Say $G$ is a finite group with presentation $\langle S | R \rangle$ and let $C$ be the commutator subgroup of $G$. Then $\langle S | R \cup \{ sts^{-1}t^{-1} \} \rangle$ is a presentation of $G/C$.
I have been at this for a bit now and any help will be greatly appreciated. We have a map from $f:S \to G$ and the natural map $u: G \to G/C$. It is clear to me that there is a map from $f':S \to G/C$ such that $f' = u \circ f$. Now, I have been trying to find some way of putting $C$ in $F_S$. An idea that I have is to use the fact that $G/C$ is Abelian to infer that all elements of $S$ commute. Then use this information to show $F_S$ is Abelian.
But I am not sure if my approach is correct.

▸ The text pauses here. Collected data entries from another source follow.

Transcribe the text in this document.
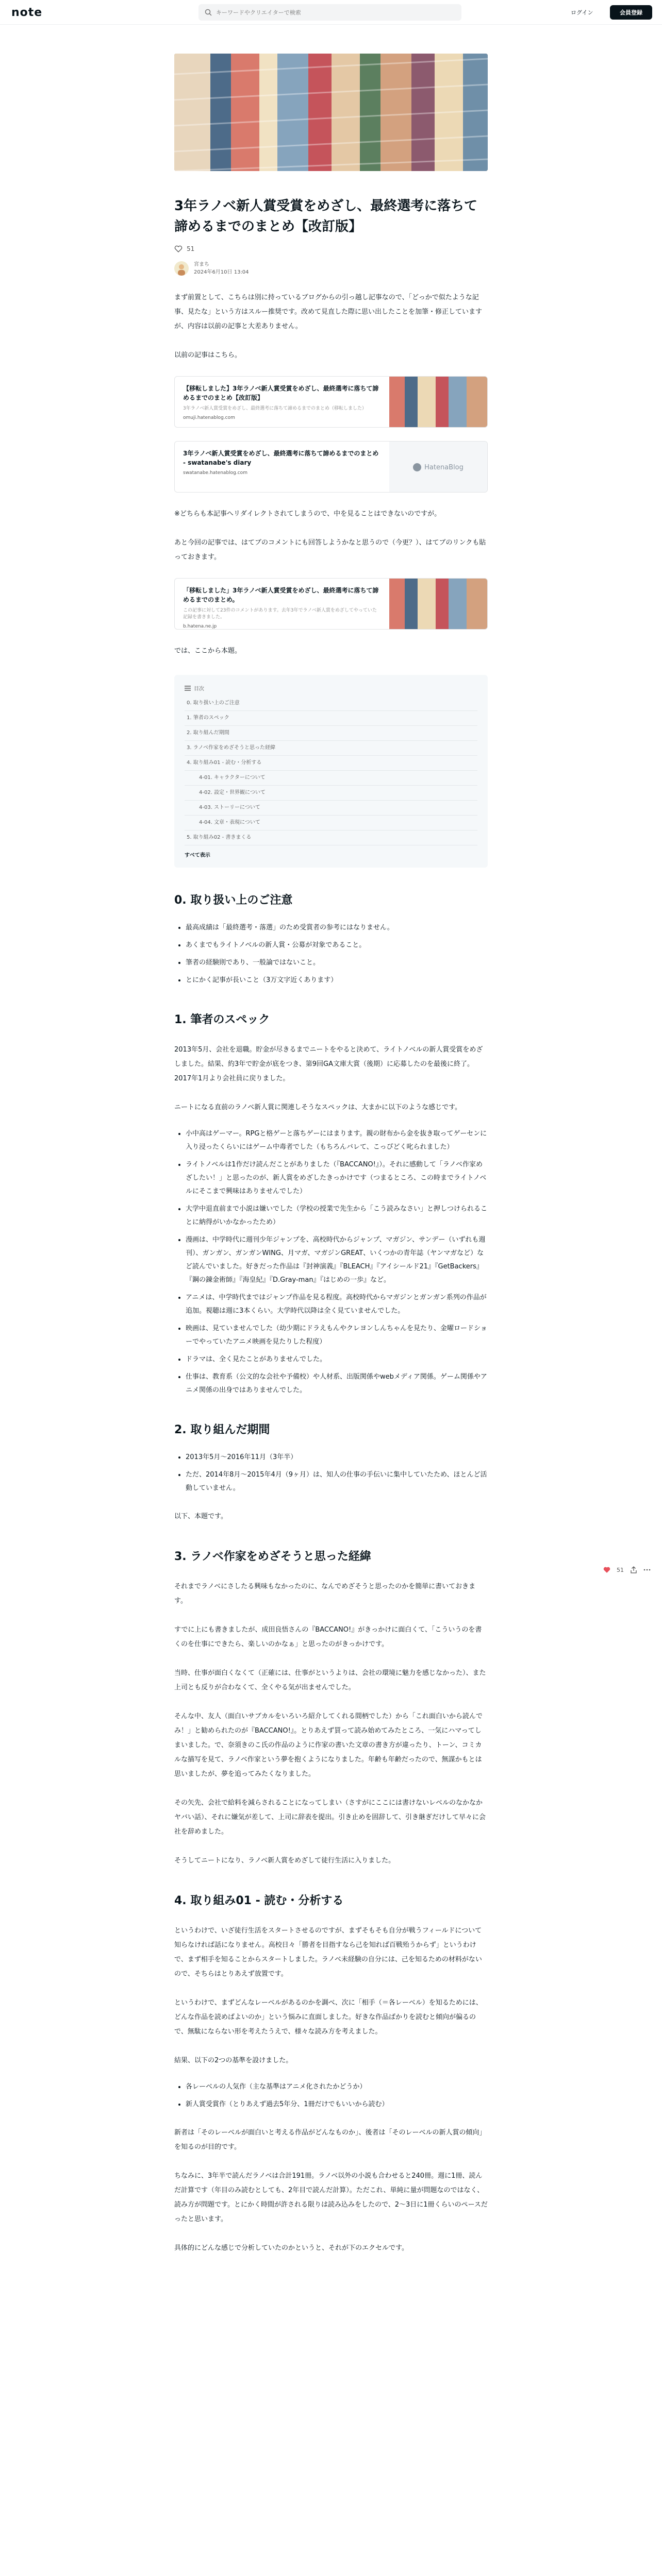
note
キーワードやクリエイターで検索	ログイン	会員登録
3年ラノベ新人賞受賞をめざし、最終選考に落ちて諦めるまでのまとめ【改訂版】
51
宮まち
2024年6月10日 13:04

まず前置として、こちらは別に持っているブログからの引っ越し記事なので、「どっかで似たような記事、見たな」という方はスルー推奨です。改めて見直した際に思い出したことを加筆・修正していますが、内容は以前の記事と大差ありません。

以前の記事はこちら。

【移転しました】3年ラノベ新人賞受賞をめざし、最終選考に落ちて諦めるまでのまとめ【改訂版】
3年ラノベ新人賞受賞をめざし、最終選考に落ちて諦めるまでのまとめ（移転しました）
omuji.hatenablog.com
3年ラノベ新人賞受賞をめざし、最終選考に落ちて諦めるまでのまとめ - swatanabe's diary
swatanabe.hatenablog.com
HatenaBlog

※どちらも本記事へリダイレクトされてしまうので、中を見ることはできないのですが。

あと今回の記事では、はてブのコメントにも回答しようかなと思うので（今更？）、はてブのリンクも貼っておきます。

「移転しました」3年ラノベ新人賞受賞をめざし、最終選考に落ちて諦めるまでのまとめ。
この記事に対して23件のコメントがあります。去年3年でラノベ新人賞をめざしてやっていた記録を書きました。
b.hatena.ne.jp

では、ここから本題。

目次
0. 取り扱い上のご注意
1. 筆者のスペック
2. 取り組んだ期間
3. ラノベ作家をめざそうと思った経緯
4. 取り組み01 - 読む・分析する
4-01. キャラクターについて
4-02. 設定・世界観について
4-03. ストーリーについて
4-04. 文章・表現について
5. 取り組み02 - 書きまくる
すべて表示
0. 取り扱い上のご注意
• 最高成績は「最終選考・落選」のため受賞者の参考にはなりません。
• あくまでもライトノベルの新人賞・公募が対象であること。
• 筆者の経験則であり、一般論ではないこと。
• とにかく記事が長いこと（3万文字近くあります）
1. 筆者のスペック

2013年5月、会社を退職。貯金が尽きるまでニートをやると決めて、ライトノベルの新人賞受賞をめざしました。結果、約3年で貯金が底をつき、第9回GA文庫大賞（後期）に応募したのを最後に終了。2017年1月より会社員に戻りました。

ニートになる直前のラノベ新人賞に関連しそうなスペックは、大まかに以下のような感じです。

• 小中高はゲーマー。RPGと格ゲーと落ちゲーにはまります。親の財布から金を抜き取ってゲーセンに入り浸ったくらいにはゲーム中毒者でした（もちろんバレて、こっぴどく叱られました）
• ライトノベルは1作だけ読んだことがありました（『BACCANO!』）。それに感動して「ラノベ作家めざしたい！」と思ったのが、新人賞をめざしたきっかけです（つまるところ、この時までライトノベルにそこまで興味はありませんでした）
• 大学中退直前まで小説は嫌いでした（学校の授業で先生から「こう読みなさい」と押しつけられることに納得がいかなかったため）
• 漫画は、中学時代に週刊少年ジャンプを、高校時代からジャンプ、マガジン、サンデー（いずれも週刊）、ガンガン、ガンガンWING、月マガ、マガジンGREAT、いくつかの青年誌（ヤンマガなど）など読んでいました。好きだった作品は『封神演義』『BLEACH』『アイシールド21』『GetBackers』『鋼の錬金術師』『海皇紀』『D.Gray-man』『はじめの一歩』など。
• アニメは、中学時代まではジャンプ作品を見る程度。高校時代からマガジンとガンガン系列の作品が追加。視聴は週に3本くらい。大学時代以降は全く見ていませんでした。
• 映画は、見ていませんでした（幼少期にドラえもんやクレヨンしんちゃんを見たり、金曜ロードショーでやっていたアニメ映画を見たりした程度）
• ドラマは、全く見たことがありませんでした。
• 仕事は、教育系（公文的な会社や予備校）や人材系、出版関係やwebメディア関係。ゲーム関係やアニメ関係の出身ではありませんでした。
2. 取り組んだ期間
• 2013年5月〜2016年11月（3年半）
• ただ、2014年8月〜2015年4月（9ヶ月）は、知人の仕事の手伝いに集中していたため、ほとんど活動していません。

以下、本題です。

3. ラノベ作家をめざそうと思った経緯

それまでラノベにさしたる興味もなかったのに、なんでめざそうと思ったのかを簡単に書いておきます。

すでに上にも書きましたが、成田良悟さんの『BACCANO!』がきっかけに面白くて、「こういうのを書くのを仕事にできたら、楽しいのかなぁ」と思ったのがきっかけです。

当時、仕事が面白くなくて（正確には、仕事がというよりは、会社の環境に魅力を感じなかった）、また上司とも反りが合わなくて、全くやる気が出ませんでした。

そんな中、友人（面白いサブカルをいろいろ紹介してくれる間柄でした）から「これ面白いから読んでみ！」と勧められたのが『BACCANO!』。とりあえず買って読み始めてみたところ、一気にハマってしまいました。で、奈須きのこ氏の作品のように作家の書いた文章の書き方が違ったり、トーン、コミカルな描写を見て、ラノベ作家という夢を抱くようになりました。年齢も年齢だったので、無謀かもとは思いましたが、夢を追ってみたくなりました。

その矢先、会社で給料を減らされることになってしまい（さすがにここには書けないレベルのなかなかヤバい話）、それに嫌気が差して、上司に辞表を提出。引き止めを固辞して、引き継ぎだけして早々に会社を辞めました。

そうしてニートになり、ラノベ新人賞をめざして徒行生活に入りました。

4. 取り組み01 - 読む・分析する

というわけで、いざ徒行生活をスタートさせるのですが、まずそもそも自分が戦うフィールドについて知らなければ話になりません。高校日々「勝者を目指すなら己を知れば百戦殆うからず」というわけで、まず相手を知ることからスタートしました。ラノベ未経験の自分には、己を知るための材料がないので、そちらはとりあえず放置です。

というわけで、まずどんなレーベルがあるのかを調べ、次に「相手（＝各レーベル）を知るためには、どんな作品を読めばよいのか」という悩みに直面しました。好きな作品ばかりを読むと傾向が偏るので、無駄にならない形を考えたうえで、様々な読み方を考えました。

結果、以下の2つの基準を設けました。

• 各レーベルの人気作（主な基準はアニメ化されたかどうか）
• 新人賞受賞作（とりあえず過去5年分、1冊だけでもいいから読む）

新者は「そのレーベルが面白いと考える作品がどんなものか」、後者は「そのレーベルの新人賞の傾向」を知るのが目的です。

ちなみに、3年半で読んだラノベは合計191冊。ラノベ以外の小説も合わせると240冊。週に1冊、読んだ計算です（年目のみ読むとしても、2年目で読んだ計算）。ただこれ、単純に量が問題なのではなく、読み方が問題です。とにかく時間が許される限りは読み込みをしたので、2〜3日に1冊くらいのペースだったと思います。

具体的にどんな感じで分析していたのかというと、それが下のエクセルです。

51
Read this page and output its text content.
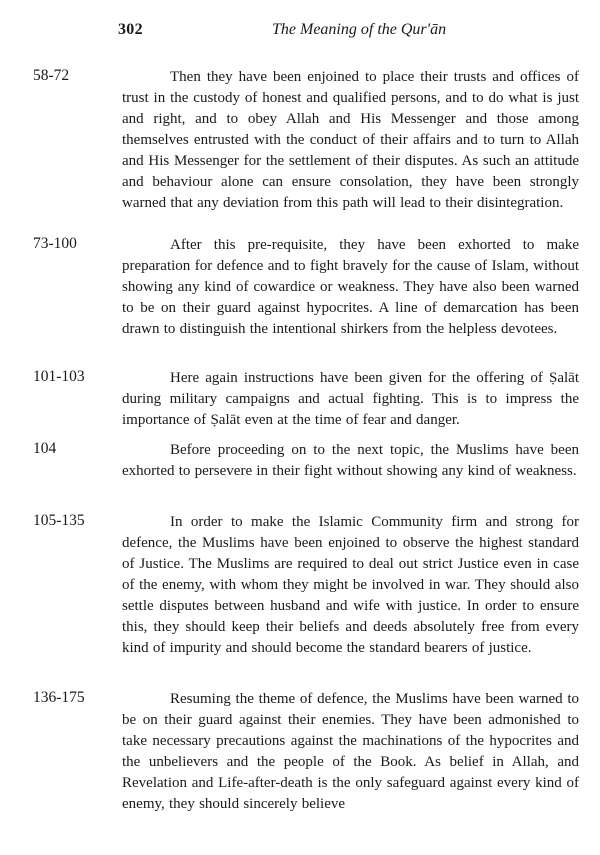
302	The Meaning of the Qur'ān
58-72	Then they have been enjoined to place their trusts and offices of trust in the custody of honest and qualified persons, and to do what is just and right, and to obey Allah and His Messenger and those among themselves entrusted with the conduct of their affairs and to turn to Allah and His Messenger for the settlement of their disputes. As such an attitude and behaviour alone can ensure consolation, they have been strongly warned that any deviation from this path will lead to their disintegration.

73-100	After this pre-requisite, they have been exhorted to make preparation for defence and to fight bravely for the cause of Islam, without showing any kind of cowardice or weakness. They have also been warned to be on their guard against hypocrites. A line of demarcation has been drawn to distinguish the intentional shirkers from the helpless devotees.

101-103	Here again instructions have been given for the offering of Ṣalāt during military campaigns and actual fighting. This is to impress the importance of Ṣalāt even at the time of fear and danger.

104	Before proceeding on to the next topic, the Muslims have been exhorted to persevere in their fight without showing any kind of weakness.

105-135	In order to make the Islamic Community firm and strong for defence, the Muslims have been enjoined to observe the highest standard of Justice. The Muslims are required to deal out strict Justice even in case of the enemy, with whom they might be involved in war. They should also settle disputes between husband and wife with justice. In order to ensure this, they should keep their beliefs and deeds absolutely free from every kind of impurity and should become the standard bearers of justice.

136-175	Resuming the theme of defence, the Muslims have been warned to be on their guard against their enemies. They have been admonished to take necessary precautions against the machinations of the hypocrites and the unbelievers and the people of the Book. As belief in Allah, and Revelation and Life-after-death is the only safeguard against every kind of enemy, they should sincerely believe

Here is a sketch proof. There is no need to assume that $G$ is finite. Let $$Q = \langle S \mid R \cup \{ sts^{-1}t^{-1} : s,t, \in S \} \rangle.$$ Since the image in $G/C$ of each $sts^{-1}t^{-1}$ with $s,t \in S$ is trivial, there is an epimorphism $\tau:Q \to G/C$.
But since the generators of $Q$ commute with each other, $Q$ is abelian, and so, since $G/C$ is the maximal abelian quotient of $G$, $\tau$ must be an isomorphism.